Are they anything to worry about? No, but they do introduce an interesting paradox and that is as your eyesight changes, rending your farsightedness moot and potentially introducing floaters, if you have the opposite condition, nearsightedness, your focal point and the macula start coming together as your eyes begin to feel more pressure and they tend to change (farsighted people will have eyes that tend to shorten as they age, allowing for more inclusions to sneak in, while nearsighted people, whose eyes are short to begin with suddenly find their eyes are beginning to change an become a little less round, moving the focal point and improving their vision. Yes, this condition can introduce inclusions around the macula, too, so their floaters may also increase.

It is a funny contradiction that the very people with great eyes as kids will need reading glasses or even driving glasses as they age while those with lousy vision will tend to find they have to read screens from further away or if they read magazines, they will find themselves holding them out further or taking off their standard glasses. It’s equally as funny, though, that the changes brought on by aging that improve or degrade eyesight, will also cause floaters in the eye to potentially increase.

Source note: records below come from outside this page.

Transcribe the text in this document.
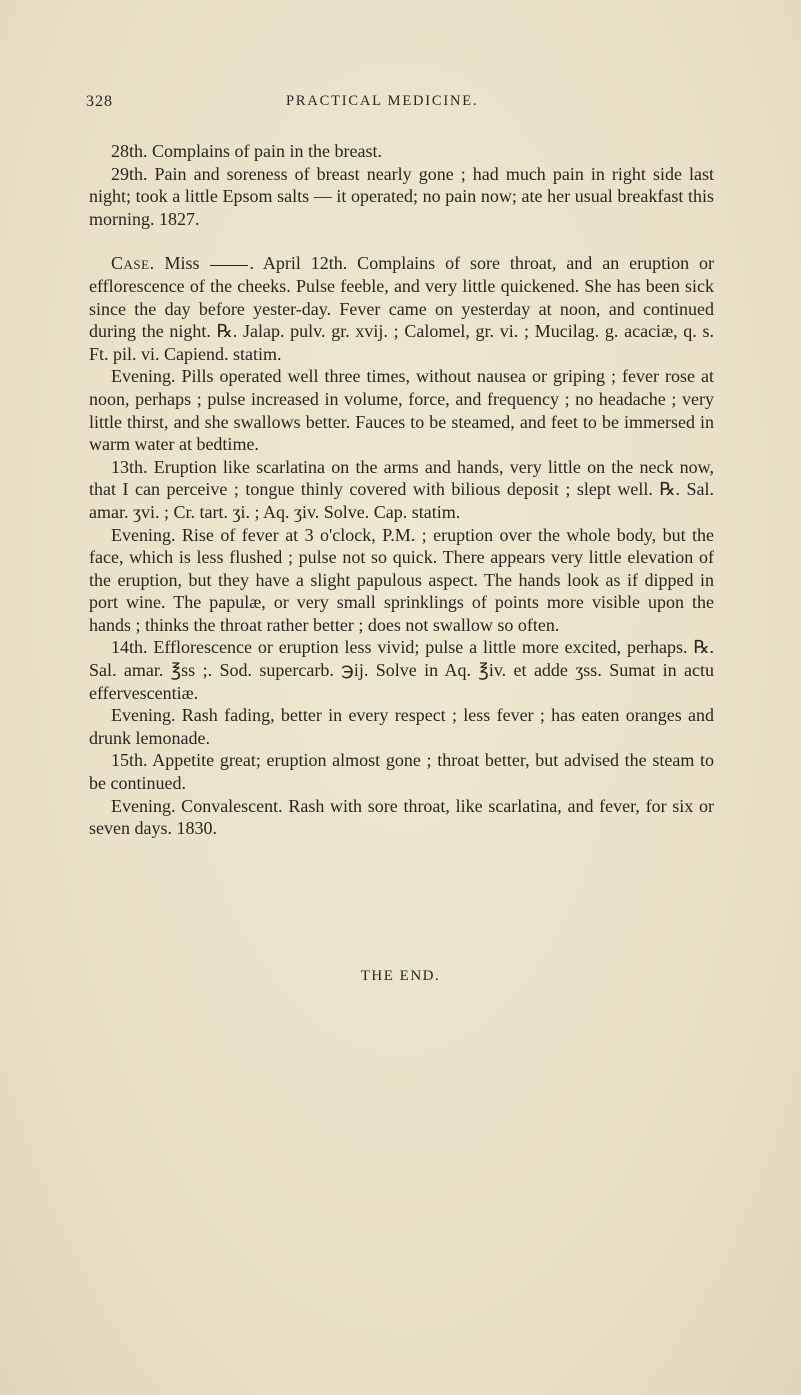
328	PRACTICAL MEDICINE.

28th. Complains of pain in the breast.

29th. Pain and soreness of breast nearly gone ; had much pain in right side last night; took a little Epsom salts — it operated; no pain now; ate her usual breakfast this morning. 1827.

Case. Miss	. April 12th. Complains of sore throat, and an eruption or efflorescence of the cheeks. Pulse feeble, and very little quickened. She has been sick since the day before yester-day. Fever came on yesterday at noon, and continued during the night. ℞. Jalap. pulv. gr. xvij. ; Calomel, gr. vi. ; Mucilag. g. acaciæ, q. s. Ft. pil. vi. Capiend. statim.

Evening. Pills operated well three times, without nausea or griping ; fever rose at noon, perhaps ; pulse increased in volume, force, and frequency ; no headache ; very little thirst, and she swallows better. Fauces to be steamed, and feet to be immersed in warm water at bedtime.

13th. Eruption like scarlatina on the arms and hands, very little on the neck now, that I can perceive ; tongue thinly covered with bilious deposit ; slept well. ℞. Sal. amar. ʒvi. ; Cr. tart. ʒi. ; Aq. ʒiv. Solve. Cap. statim.

Evening. Rise of fever at 3 o'clock, P.M. ; eruption over the whole body, but the face, which is less flushed ; pulse not so quick. There appears very little elevation of the eruption, but they have a slight papulous aspect. The hands look as if dipped in port wine. The papulæ, or very small sprinklings of points more visible upon the hands ; thinks the throat rather better ; does not swallow so often.

14th. Efflorescence or eruption less vivid; pulse a little more excited, perhaps. ℞. Sal. amar. ℥ss ;. Sod. supercarb. ℈ij. Solve in Aq. ℥iv. et adde ʒss. Sumat in actu effervescentiæ.

Evening. Rash fading, better in every respect ; less fever ; has eaten oranges and drunk lemonade.

15th. Appetite great; eruption almost gone ; throat better, but advised the steam to be continued.

Evening. Convalescent. Rash with sore throat, like scarlatina, and fever, for six or seven days. 1830.

THE END.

And, no floaters are no indication you are losing your sight. You are just seeing things floating across the vitreous that you’ve never seen before and, if your brain works right, you may never see again, unless a new one crops up for a day or two and it may disappear or it may become part of what you normally see and you’ll forget and look around it anyway.

Wednesday, 13 February 2013

Doctors Look at Aging as One Cause of Floaters

Although nobody likes to think about it, from the moment we enter this world, after floating around in mommy’s body for nine long months of gestation, we begin to age.

As babies and toddlers everything you do is geared toward learning and your little body is engineered so that if you fall down and bump yourself, there’s enough body fat around to absorb things.

However, as you get on in years toward adulthood things begin to change. Those bumps and bruises hurt more because the fat has gone away and things become a lot more stressful on all your body systems

By the time you enter your middle years things begin to happen – you and no one else has control over them, despite all the fish oil, special vitamins, salves, gels and anti-aging potions on the market. For example, about 40 or so you will likely begin to see little black things floating in your eye. They are eye floaters and have more to do with your eye changing and shrinking a bit hear and becoming a little more liquid there that causes them.

Eye floaters are a natural part of the aging process. As you get older, entering your 50s or so, you begin to notice them a bit more. They may appear as little bubbles, or dark spots or even spider webs. You can relax because its just Mother Nature playing her practical joke on your aging body because she is giving you a reason to worry about your eyesight.

Floaters In Eye
No one likes floaters, but they do happen, especially in the 50s when the area around the macula – the rear of the eye that is not only in the focal plane of the cornea lens and vitreous of your eye – begins to change. At one time or another, the area around the macula may actually shrink enough to allow clusters of cells or individual cells to enter into the vitreous body of the eye. They will tend, ophthalmologists say, to cluster right around the macula and so you will see them as part of your world as you look straight ahead.

As you age further, the nature of the eye may become slightly more liquid and larger clusters of cells may float into the vitreous from the walls formed by the sides of the macula and you may possibly see more of them. Indeed, when you close your eyes, you may even see flashes of light. Again, these are benign as are the floaters in your eye that have appeared as you age.

As you continue to age, the eye tends to shrink a bit and more floaters may be introduced through small – non-operable – tears in the retina. The tears are microscopic but are the result of aging and the ongoing shrinkage that your eye is undergoing. The flashes are also a benign result and are just another form of floater.

In all this, there is one thing of which you can be certain as your eye ages and shrinks a bit; little bits and pieces are going to become floaters as inclusion in the vitreous. Relax, there’s nothing wrong, but biology taking its course.